Creating Great Jobs Through Better Mobility
Most of us want to live in a thriving community where people have choices to safely walk and ride bikes, drive personal automobiles, or use transit systems. Tractor trailers and other industrial vehicles need to safely use the same public roads. Careful planning and operations are required to ensure great multimodal mobility that is efficient, safe, healthy, equitable, and sustainable. Dr. Ronnie Chowdhury is the Eugene Douglas Mays Chair of Transportation at Clemson and Director of the Center for Connected Multimodal Mobility (C2M2).
Described below is how an Innovation Collaboration Agreement (ICA) can be crafted around this opportunity using the Great Jobs Through Innovation Excellence Act (Great Jobs) Innovation Ecosystem Framework (click for a more detailed graphic).
Established Research
The primary mode of mobility in most American communities is personal cars. Mixing in other options such as walking and biking can be very dangerous. Mobility systems can be improved by analyzing lots of data from traffic cameras, pedestrian signals, cell phones, and social media platforms, to future sources including connected vehicles. C2M2's Quantum Artificial Intelligence laboratory (Q-AI lab) can extract useful information from all this data to solve complex transportation issues from real-time incident detection and to cybersecurity.
Multimodal systems must meet the needs of diverse communities.
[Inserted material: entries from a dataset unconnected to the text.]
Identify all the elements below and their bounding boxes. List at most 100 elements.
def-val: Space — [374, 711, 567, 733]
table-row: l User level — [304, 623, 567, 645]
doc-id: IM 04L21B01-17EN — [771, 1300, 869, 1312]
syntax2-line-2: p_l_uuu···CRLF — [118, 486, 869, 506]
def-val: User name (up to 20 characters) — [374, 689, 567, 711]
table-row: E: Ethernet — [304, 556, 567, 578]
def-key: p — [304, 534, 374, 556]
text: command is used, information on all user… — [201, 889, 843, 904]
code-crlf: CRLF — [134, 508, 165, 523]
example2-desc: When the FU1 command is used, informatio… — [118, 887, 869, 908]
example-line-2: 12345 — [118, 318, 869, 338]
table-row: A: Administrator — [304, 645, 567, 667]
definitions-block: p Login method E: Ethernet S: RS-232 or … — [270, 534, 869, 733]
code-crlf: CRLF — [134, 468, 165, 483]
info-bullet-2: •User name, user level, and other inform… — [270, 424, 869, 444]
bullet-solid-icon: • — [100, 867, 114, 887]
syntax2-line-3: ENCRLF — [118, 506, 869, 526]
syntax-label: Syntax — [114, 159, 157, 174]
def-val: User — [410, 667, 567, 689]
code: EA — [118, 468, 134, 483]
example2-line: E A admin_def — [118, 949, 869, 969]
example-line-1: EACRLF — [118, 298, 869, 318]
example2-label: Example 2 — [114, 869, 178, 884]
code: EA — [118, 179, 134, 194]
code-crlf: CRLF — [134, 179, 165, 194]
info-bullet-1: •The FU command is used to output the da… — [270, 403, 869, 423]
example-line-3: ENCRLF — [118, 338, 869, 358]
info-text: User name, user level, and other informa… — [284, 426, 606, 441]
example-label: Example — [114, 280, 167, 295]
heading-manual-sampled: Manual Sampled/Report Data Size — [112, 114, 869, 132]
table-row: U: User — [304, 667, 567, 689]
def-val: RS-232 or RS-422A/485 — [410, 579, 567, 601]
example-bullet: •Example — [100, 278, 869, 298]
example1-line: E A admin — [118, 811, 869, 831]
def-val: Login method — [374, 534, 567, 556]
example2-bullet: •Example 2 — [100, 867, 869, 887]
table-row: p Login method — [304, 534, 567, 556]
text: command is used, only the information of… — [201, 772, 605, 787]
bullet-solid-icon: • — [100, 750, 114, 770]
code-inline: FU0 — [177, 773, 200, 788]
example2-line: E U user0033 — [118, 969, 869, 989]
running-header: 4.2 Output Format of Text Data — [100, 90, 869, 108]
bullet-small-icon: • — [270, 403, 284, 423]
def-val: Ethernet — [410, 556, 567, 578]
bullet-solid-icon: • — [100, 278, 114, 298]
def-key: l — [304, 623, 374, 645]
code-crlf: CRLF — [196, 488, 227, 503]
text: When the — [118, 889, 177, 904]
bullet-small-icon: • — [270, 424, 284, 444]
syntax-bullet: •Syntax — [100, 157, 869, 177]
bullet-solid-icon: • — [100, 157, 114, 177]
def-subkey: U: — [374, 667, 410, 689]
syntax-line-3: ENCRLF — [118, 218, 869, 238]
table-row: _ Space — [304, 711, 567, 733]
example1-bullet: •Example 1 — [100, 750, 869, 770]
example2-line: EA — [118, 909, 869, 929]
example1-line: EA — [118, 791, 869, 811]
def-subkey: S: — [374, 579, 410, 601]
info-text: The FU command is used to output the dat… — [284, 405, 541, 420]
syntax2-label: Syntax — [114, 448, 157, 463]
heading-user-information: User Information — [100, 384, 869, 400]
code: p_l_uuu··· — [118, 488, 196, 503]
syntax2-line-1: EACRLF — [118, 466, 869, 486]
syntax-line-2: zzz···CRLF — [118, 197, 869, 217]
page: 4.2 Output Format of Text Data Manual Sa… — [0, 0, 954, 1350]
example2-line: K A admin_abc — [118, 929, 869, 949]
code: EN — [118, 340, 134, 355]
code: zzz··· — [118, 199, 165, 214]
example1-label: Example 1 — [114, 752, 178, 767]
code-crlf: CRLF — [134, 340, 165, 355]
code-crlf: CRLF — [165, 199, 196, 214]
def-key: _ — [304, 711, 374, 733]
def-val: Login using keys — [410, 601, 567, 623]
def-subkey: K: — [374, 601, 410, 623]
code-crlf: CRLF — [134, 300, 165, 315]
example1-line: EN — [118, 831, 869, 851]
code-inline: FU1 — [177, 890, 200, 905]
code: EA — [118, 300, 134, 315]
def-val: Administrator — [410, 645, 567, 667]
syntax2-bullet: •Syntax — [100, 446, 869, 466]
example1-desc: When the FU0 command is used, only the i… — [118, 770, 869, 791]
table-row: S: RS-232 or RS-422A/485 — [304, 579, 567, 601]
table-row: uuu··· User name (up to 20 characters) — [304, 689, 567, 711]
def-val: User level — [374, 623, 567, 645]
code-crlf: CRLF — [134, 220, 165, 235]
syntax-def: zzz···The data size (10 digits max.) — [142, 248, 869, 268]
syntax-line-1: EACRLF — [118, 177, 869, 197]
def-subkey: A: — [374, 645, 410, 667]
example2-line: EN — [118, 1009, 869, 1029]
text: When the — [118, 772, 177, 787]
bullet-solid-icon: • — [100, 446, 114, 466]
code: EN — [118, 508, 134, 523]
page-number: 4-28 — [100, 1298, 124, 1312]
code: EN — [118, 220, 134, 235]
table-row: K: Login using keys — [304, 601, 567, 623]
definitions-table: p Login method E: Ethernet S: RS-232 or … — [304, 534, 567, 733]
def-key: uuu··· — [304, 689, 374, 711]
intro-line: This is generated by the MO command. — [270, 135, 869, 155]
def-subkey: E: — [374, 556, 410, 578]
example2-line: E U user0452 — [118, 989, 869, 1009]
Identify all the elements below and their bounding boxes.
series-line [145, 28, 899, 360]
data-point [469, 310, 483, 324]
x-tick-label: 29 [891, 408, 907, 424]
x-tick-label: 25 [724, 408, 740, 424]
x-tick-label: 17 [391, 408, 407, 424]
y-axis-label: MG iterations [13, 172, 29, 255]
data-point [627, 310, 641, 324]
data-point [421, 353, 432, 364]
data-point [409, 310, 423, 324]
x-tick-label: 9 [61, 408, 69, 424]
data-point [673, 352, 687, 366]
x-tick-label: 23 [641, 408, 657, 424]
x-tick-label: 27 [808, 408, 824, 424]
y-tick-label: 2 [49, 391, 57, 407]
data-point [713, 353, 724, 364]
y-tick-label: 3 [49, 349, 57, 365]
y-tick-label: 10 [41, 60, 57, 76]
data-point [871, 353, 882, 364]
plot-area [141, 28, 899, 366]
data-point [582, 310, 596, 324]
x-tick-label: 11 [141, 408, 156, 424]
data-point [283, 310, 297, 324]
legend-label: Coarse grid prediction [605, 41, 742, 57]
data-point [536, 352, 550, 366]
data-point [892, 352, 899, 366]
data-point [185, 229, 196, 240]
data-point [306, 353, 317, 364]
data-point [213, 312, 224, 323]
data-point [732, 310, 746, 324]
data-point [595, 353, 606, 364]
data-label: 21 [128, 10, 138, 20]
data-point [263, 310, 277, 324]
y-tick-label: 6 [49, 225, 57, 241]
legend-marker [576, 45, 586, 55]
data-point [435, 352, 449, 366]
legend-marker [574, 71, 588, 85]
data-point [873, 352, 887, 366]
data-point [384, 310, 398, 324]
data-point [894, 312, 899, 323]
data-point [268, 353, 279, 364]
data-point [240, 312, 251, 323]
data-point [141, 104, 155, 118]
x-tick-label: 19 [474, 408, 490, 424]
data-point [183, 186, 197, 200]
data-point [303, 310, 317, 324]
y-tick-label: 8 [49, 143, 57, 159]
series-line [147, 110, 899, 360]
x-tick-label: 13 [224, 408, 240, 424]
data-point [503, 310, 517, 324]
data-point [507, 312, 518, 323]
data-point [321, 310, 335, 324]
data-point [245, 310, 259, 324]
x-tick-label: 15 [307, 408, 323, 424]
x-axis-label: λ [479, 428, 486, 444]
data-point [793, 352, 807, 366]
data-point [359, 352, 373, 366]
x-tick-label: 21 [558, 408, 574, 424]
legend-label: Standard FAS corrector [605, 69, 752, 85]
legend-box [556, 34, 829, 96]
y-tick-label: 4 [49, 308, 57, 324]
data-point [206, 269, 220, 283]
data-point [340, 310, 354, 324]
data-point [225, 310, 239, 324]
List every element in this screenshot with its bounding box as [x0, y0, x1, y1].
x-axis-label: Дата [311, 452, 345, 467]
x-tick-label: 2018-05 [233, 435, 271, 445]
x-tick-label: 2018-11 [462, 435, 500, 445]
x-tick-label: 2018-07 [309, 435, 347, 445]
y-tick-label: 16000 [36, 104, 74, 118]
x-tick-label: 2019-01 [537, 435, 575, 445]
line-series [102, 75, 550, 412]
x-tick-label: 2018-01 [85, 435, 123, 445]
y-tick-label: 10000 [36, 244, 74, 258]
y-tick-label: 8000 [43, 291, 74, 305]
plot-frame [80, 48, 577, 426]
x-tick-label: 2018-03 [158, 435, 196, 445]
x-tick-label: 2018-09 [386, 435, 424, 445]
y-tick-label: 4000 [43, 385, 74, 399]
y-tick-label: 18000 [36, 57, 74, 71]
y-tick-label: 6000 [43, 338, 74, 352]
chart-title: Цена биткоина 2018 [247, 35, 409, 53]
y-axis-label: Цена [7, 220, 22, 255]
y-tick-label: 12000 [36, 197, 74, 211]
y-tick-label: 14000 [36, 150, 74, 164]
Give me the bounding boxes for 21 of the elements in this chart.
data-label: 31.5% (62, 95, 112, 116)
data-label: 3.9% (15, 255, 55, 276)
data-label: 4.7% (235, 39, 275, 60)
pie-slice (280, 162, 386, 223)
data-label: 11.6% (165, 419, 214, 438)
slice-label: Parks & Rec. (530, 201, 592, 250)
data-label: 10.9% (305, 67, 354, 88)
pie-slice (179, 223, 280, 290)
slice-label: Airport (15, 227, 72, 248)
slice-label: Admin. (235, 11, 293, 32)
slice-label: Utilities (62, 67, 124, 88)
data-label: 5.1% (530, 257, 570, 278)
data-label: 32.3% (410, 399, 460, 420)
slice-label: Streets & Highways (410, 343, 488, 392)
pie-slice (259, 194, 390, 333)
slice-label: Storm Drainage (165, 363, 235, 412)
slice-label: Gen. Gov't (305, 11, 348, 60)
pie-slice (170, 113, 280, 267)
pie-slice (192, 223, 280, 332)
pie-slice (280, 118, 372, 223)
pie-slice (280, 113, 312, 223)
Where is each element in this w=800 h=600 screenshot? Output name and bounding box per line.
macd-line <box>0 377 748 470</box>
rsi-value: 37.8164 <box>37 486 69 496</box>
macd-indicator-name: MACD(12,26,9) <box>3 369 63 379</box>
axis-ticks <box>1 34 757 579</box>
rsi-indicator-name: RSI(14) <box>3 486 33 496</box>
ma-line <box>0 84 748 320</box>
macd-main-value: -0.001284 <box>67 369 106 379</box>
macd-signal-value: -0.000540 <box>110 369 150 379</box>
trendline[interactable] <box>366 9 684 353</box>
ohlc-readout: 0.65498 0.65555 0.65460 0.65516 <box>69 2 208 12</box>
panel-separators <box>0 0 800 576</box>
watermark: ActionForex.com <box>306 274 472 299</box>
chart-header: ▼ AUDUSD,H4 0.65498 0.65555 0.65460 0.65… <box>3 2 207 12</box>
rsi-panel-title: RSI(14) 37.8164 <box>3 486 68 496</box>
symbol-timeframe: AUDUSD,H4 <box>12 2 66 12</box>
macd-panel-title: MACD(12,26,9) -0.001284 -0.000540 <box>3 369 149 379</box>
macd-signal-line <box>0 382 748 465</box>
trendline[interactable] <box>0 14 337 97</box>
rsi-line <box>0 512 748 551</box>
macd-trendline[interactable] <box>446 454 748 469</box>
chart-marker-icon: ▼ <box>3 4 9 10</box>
A strength of C2M2 is its diverse leadership team. Co-Directors include Dr. Dimitra Michalaka at The Citadel, Dr. Judith Mwakalonge, at SC State University, Dr. Nathan Huynh at the University of SC, and Dr. Gurcan Comert at Benedict.
Market Pull Innovation and Commercialization
The State of South Carolina has the fourth-largest state-maintained road system in the nation. The SC Department of Transportation might benefit from hiring C2M2 students to help improve our transportation system. A mobility company like Michelin, BMW, or Volvo might employ C2M2 students to help commercialize globally the best-in-class multimodal mobility innovations developed here.
C2M2 would enter into an ICA where the industry partner identifies a problem they have, and C2M2 designs a research project to address that problem. Great Jobs would fund C2M2's research, and the industry partner might match that investment by creating or expanding an innovation center in SC that would employ students when they graduate. If the industry partner is a commercial entity, an economic development organization like the Greenville Area Development Corporation would also be a party to the ICA to ensure that all other economic development incentives are available.
Commercialization and Workforce Development
Lots of high skilled jobs will be created by the design and deployment of advanced mobility systems. The ICA must also have a lead technical college, for example Greenville Tech, which may lead a consortium of technical colleges across the state to ensure the needed training is available.
The ICA must have a partner like the SC Governor's School for Science and Mathematics Accelerate program to engage K-12 teachers and students to inspire the next generation to pursue STEM careers.